The Yankees continue to sound confident that they'll re-sign Pettitte. But officials of two clubs who have spoken recently with either the Astros or Pettitte's agents, Randy and Alan Hendricks, say they think Pettitte's chances of landing in Houston are stronger than ever.
The Astros have continuously denied that they've made an offer to Pettitte. But one NL executive says his understanding is that Houston has let Pettitte know informally that if he's serious, they're prepared to pay him $30 million over three years.
And an executive of one AL club went so far as to predict that Pettitte will sign with the Astros.
"This guy has already made a ton of money," the executive says. "And he's a family guy. He's not a New York guy. He's done the New York thing and done it very well. But my feeling is, if three for $30 million is there from Houston, he'll take it."
If Pettitte does listen to his inner Texan, don't look for the Yankees to turn to Kevin Brown. According to clubs that have spoken to the Yankees and Dodgers, that option was alive only as part of a three-team or four-team deal that would have ended with Richie Sexson in L.A. Once Sexson became a Diamondback, that killed the Brown-to-New York plot lines.
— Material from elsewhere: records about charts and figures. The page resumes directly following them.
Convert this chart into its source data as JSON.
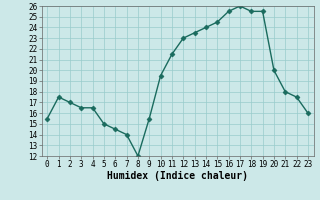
{
  "xlabel": "Humidex (Indice chaleur)",
  "x": [
    0,
    1,
    2,
    3,
    4,
    5,
    6,
    7,
    8,
    9,
    10,
    11,
    12,
    13,
    14,
    15,
    16,
    17,
    18,
    19,
    20,
    21,
    22,
    23
  ],
  "y": [
    15.5,
    17.5,
    17.0,
    16.5,
    16.5,
    15.0,
    14.5,
    14.0,
    12.0,
    15.5,
    19.5,
    21.5,
    23.0,
    23.5,
    24.0,
    24.5,
    25.5,
    26.0,
    25.5,
    25.5,
    20.0,
    18.0,
    17.5,
    16.0
  ],
  "line_color": "#1a6b5e",
  "marker": "D",
  "marker_size": 2.5,
  "bg_color": "#cce8e8",
  "plot_bg_color": "#cce8e8",
  "grid_color": "#99cccc",
  "ylim": [
    12,
    26
  ],
  "xlim": [
    -0.5,
    23.5
  ],
  "yticks": [
    12,
    13,
    14,
    15,
    16,
    17,
    18,
    19,
    20,
    21,
    22,
    23,
    24,
    25,
    26
  ],
  "xticks": [
    0,
    1,
    2,
    3,
    4,
    5,
    6,
    7,
    8,
    9,
    10,
    11,
    12,
    13,
    14,
    15,
    16,
    17,
    18,
    19,
    20,
    21,
    22,
    23
  ],
  "tick_fontsize": 5.5,
  "xlabel_fontsize": 7.0,
  "linewidth": 1.0
}
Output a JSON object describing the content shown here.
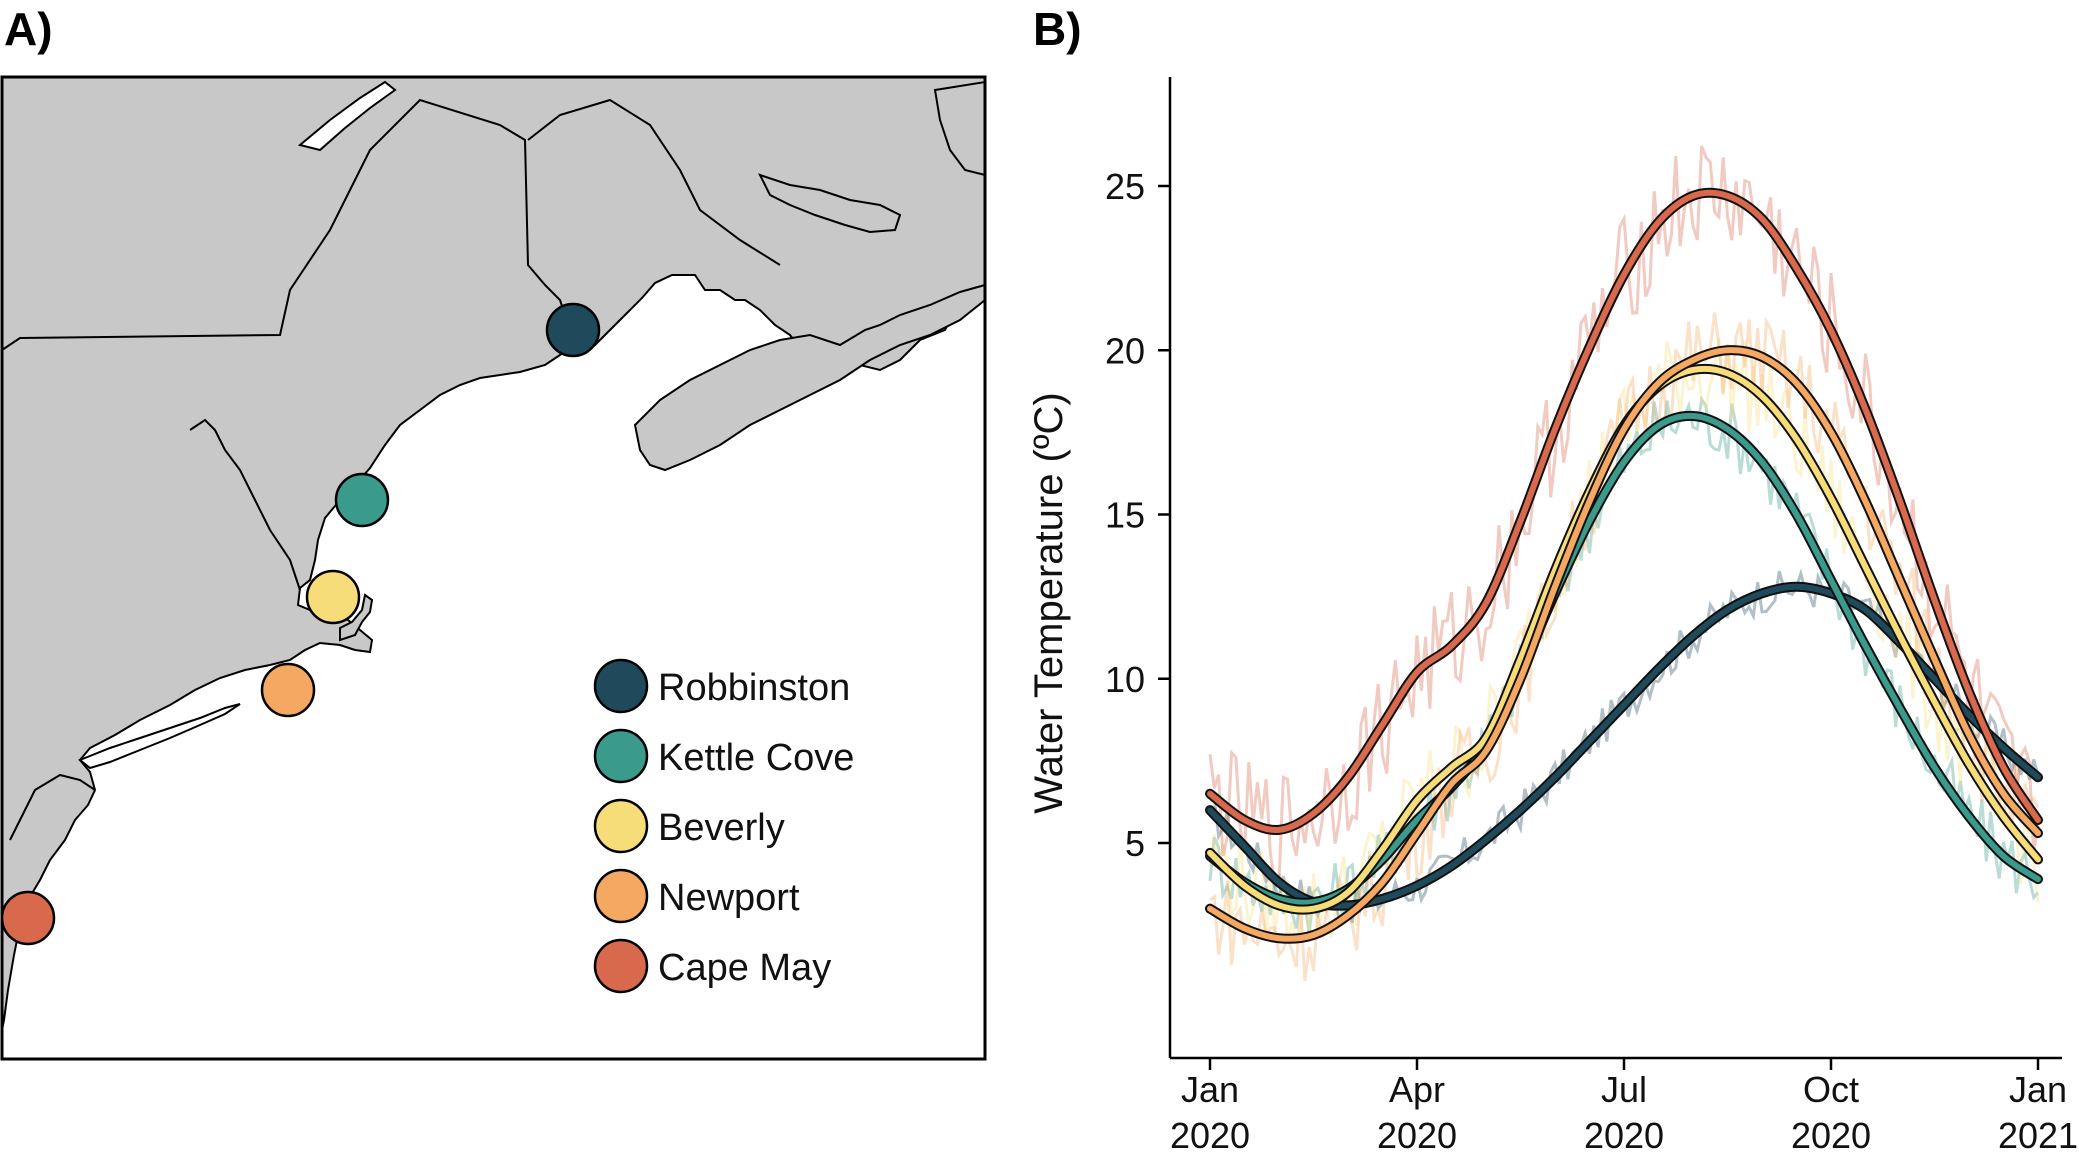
{
  "panel_a_label": "A)",
  "panel_b_label": "B)",
  "map": {
    "land_color": "#c8c8c8",
    "water_color": "#ffffff",
    "sites": [
      {
        "name": "Robbinston",
        "color": "#1f4a5c"
      },
      {
        "name": "Kettle Cove",
        "color": "#3a9a8c"
      },
      {
        "name": "Beverly",
        "color": "#f7dd7a"
      },
      {
        "name": "Newport",
        "color": "#f4a862"
      },
      {
        "name": "Cape May",
        "color": "#d8694c"
      }
    ]
  },
  "legend": {
    "items": [
      {
        "label": "Robbinston",
        "color": "#1f4a5c"
      },
      {
        "label": "Kettle Cove",
        "color": "#3a9a8c"
      },
      {
        "label": "Beverly",
        "color": "#f7dd7a"
      },
      {
        "label": "Newport",
        "color": "#f4a862"
      },
      {
        "label": "Cape May",
        "color": "#d8694c"
      }
    ]
  },
  "chart_data": {
    "type": "line",
    "title": "",
    "xlabel": "",
    "ylabel": "Water Temperature (ºC)",
    "x_ticks": [
      {
        "line1": "Jan",
        "line2": "2020",
        "month": 0
      },
      {
        "line1": "Apr",
        "line2": "2020",
        "month": 3
      },
      {
        "line1": "Jul",
        "line2": "2020",
        "month": 6
      },
      {
        "line1": "Oct",
        "line2": "2020",
        "month": 9
      },
      {
        "line1": "Jan",
        "line2": "2021",
        "month": 12
      }
    ],
    "y_ticks": [
      5,
      10,
      15,
      20,
      25
    ],
    "ylim": [
      -1.5,
      28.5
    ],
    "xlim_months": [
      -0.15,
      12.1
    ],
    "grid": false,
    "x_unit": "months since Jan 2020",
    "series": [
      {
        "name": "Robbinston",
        "color": "#1f4a5c",
        "x": [
          0,
          0.5,
          1,
          1.5,
          2,
          2.5,
          3,
          3.5,
          4,
          4.5,
          5,
          5.5,
          6,
          6.5,
          7,
          7.5,
          8,
          8.5,
          9,
          9.5,
          10,
          10.5,
          11,
          11.5,
          12
        ],
        "y": [
          6.0,
          4.9,
          3.8,
          3.2,
          3.1,
          3.3,
          3.7,
          4.3,
          5.1,
          6.0,
          7.0,
          8.1,
          9.2,
          10.3,
          11.3,
          12.1,
          12.6,
          12.8,
          12.6,
          12.1,
          11.1,
          10.0,
          8.9,
          7.9,
          7.0
        ]
      },
      {
        "name": "Kettle Cove",
        "color": "#3a9a8c",
        "x": [
          0,
          0.5,
          1,
          1.5,
          2,
          2.5,
          3,
          3.5,
          4,
          4.5,
          5,
          5.5,
          6,
          6.5,
          7,
          7.5,
          8,
          8.5,
          9,
          9.5,
          10,
          10.5,
          11,
          11.5,
          12
        ],
        "y": [
          4.6,
          3.8,
          3.3,
          3.2,
          3.6,
          4.5,
          5.7,
          6.7,
          8.0,
          10.2,
          12.6,
          14.8,
          16.6,
          17.7,
          18.0,
          17.6,
          16.6,
          15.0,
          13.0,
          11.0,
          9.1,
          7.3,
          5.8,
          4.6,
          3.9
        ]
      },
      {
        "name": "Beverly",
        "color": "#f7dd7a",
        "x": [
          0,
          0.5,
          1,
          1.5,
          2,
          2.5,
          3,
          3.5,
          4,
          4.5,
          5,
          5.5,
          6,
          6.5,
          7,
          7.5,
          8,
          8.5,
          9,
          9.5,
          10,
          10.5,
          11,
          11.5,
          12
        ],
        "y": [
          4.7,
          3.7,
          3.1,
          3.0,
          3.5,
          4.8,
          6.3,
          7.3,
          8.2,
          10.6,
          13.3,
          15.7,
          17.7,
          18.9,
          19.4,
          19.3,
          18.6,
          17.3,
          15.5,
          13.4,
          11.3,
          9.3,
          7.4,
          5.8,
          4.5
        ]
      },
      {
        "name": "Newport",
        "color": "#f4a862",
        "x": [
          0,
          0.5,
          1,
          1.5,
          2,
          2.5,
          3,
          3.5,
          4,
          4.5,
          5,
          5.5,
          6,
          6.5,
          7,
          7.5,
          8,
          8.5,
          9,
          9.5,
          10,
          10.5,
          11,
          11.5,
          12
        ],
        "y": [
          3.0,
          2.4,
          2.1,
          2.2,
          2.8,
          3.8,
          5.3,
          6.8,
          7.8,
          10.0,
          12.8,
          15.4,
          17.6,
          19.0,
          19.7,
          20.0,
          19.8,
          19.0,
          17.5,
          15.4,
          13.0,
          10.6,
          8.3,
          6.5,
          5.3
        ]
      },
      {
        "name": "Cape May",
        "color": "#d8694c",
        "x": [
          0,
          0.5,
          1,
          1.5,
          2,
          2.5,
          3,
          3.5,
          4,
          4.5,
          5,
          5.5,
          6,
          6.5,
          7,
          7.5,
          8,
          8.5,
          9,
          9.5,
          10,
          10.5,
          11,
          11.5,
          12
        ],
        "y": [
          6.5,
          5.7,
          5.4,
          5.9,
          7.0,
          8.6,
          10.2,
          11.0,
          12.3,
          14.8,
          17.6,
          20.1,
          22.3,
          23.9,
          24.7,
          24.7,
          24.0,
          22.5,
          20.6,
          18.2,
          15.4,
          12.4,
          9.6,
          7.3,
          5.7
        ]
      }
    ]
  }
}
So with Vazquez traded -- an estimated savings of about $9 million -- it only increases the odds of Vladimir Guerrero returning to Montreal, with a contract backloaded so the big bucks get paid out once the Expos finally move.
The buzz is that the Orioles are prepared to offer Guerrero a five-year contract. But Guerrero is said by friends to prefer a team with a big population of Spanish-speaking, and preferably Dominican, players. And that's not Baltimore.
The Orioles have zero prominent Dominicans. And the only Dominicans (other than September call-ups) who were on their club at the end of last season were Willis Roberts, who was placed on waivers; Tony Batista and Deivi Cruz, who are free agents, and Jose Morban, who might not make the team.
The Orioles do have Melvin Mora, Jorge Julio, Rodrigo Lopez and Omar Daal from Venezuela. Their current roster also includes Luis Matos, from Puerto Rico, and Geronimo Gil, from Mexico. But that's closer to the demographics in Iowa than it is to what Guerrero has been used to in Montreal, where seven of the nine players in the opening-day lineup were from Latin America.
After finding out Javier Vazquez would likely flee after 2004, Expos GM Omar Minaya decided to trade him.